Integrate low-throughput mutagenesis data to deep mutational scanning based variant impact predictors

Abstract

We extended a linear regression-based predictor to explore whether incorporating data from alanine scanning (AS), a widely-used low-throughput mutagenesis method, would improve prediction results.

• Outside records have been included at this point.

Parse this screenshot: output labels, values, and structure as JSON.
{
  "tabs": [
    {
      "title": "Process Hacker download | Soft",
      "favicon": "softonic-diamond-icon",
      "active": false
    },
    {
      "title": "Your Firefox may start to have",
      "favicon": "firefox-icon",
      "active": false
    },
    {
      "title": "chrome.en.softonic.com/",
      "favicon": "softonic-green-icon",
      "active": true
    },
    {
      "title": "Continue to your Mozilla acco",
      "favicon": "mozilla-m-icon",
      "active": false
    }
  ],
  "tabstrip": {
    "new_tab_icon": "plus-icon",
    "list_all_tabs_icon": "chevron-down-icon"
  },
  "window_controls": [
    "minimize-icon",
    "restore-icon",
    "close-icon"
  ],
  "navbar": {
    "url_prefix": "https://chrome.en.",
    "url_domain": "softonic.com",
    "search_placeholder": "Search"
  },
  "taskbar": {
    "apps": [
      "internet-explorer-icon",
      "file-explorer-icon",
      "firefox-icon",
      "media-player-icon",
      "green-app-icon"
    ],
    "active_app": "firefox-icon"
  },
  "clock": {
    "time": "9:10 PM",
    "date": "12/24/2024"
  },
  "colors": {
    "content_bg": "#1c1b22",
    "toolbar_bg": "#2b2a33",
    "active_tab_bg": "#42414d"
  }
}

Code stored here are used for data processing, variant impact predictor modelling and result analysis.

Setup & usage

1. Create a virtual environment with Python 3.10.6.
2. Install Jupyter Notebook and other required pacakges according to requirements.txt
3. Follow the code and instructions in the notebooks (./jupyter_code/).

Notebook content

• P0_Data_processing:
  • Download DMS data from MaveDB
  • Normalize DMS and alanine scanning data
  • Add other protein features
• P1_Statistics_of_curated_data: Overview of collected mutagenesis data:
  • Code and figure for: Fig 2, 3, 4 & S1, S14
• P2_Linear_integration_of_AS_data: Building and evaluating linear variant impact predictors using alanine scanning data as an extra feature
  • Code and figure for: Fig 5, 6, 7 & S4, S5, S9, S10, S15
• P3_Alternative_modelling_options: Building and evaluating variant impact predictors in alternative ways
  • Code and figure for: Fig S3, S6, S7, S8, S11, S12, S13
  • Code and result for all statistical testings related to: Fig 5, S4, S5 & S6

Data content

• data_compatibility_221024.csv is the assay compatibility data for each pair of DMS and alanine scanning dataset used in this analysis. The class of assay compatibility is manually curated according to the following decision tree:
• Folder low-throughput_data contains alanine scanning data collected from previously published papers.
• Folder demask contains protein features downloaded from DeMaSk oline toolkit.
• Folder envision contains protein features downloaded from Envision oline toolkit.
• Folder reference contains protein sequence in FASTA format downloaded from UniProt.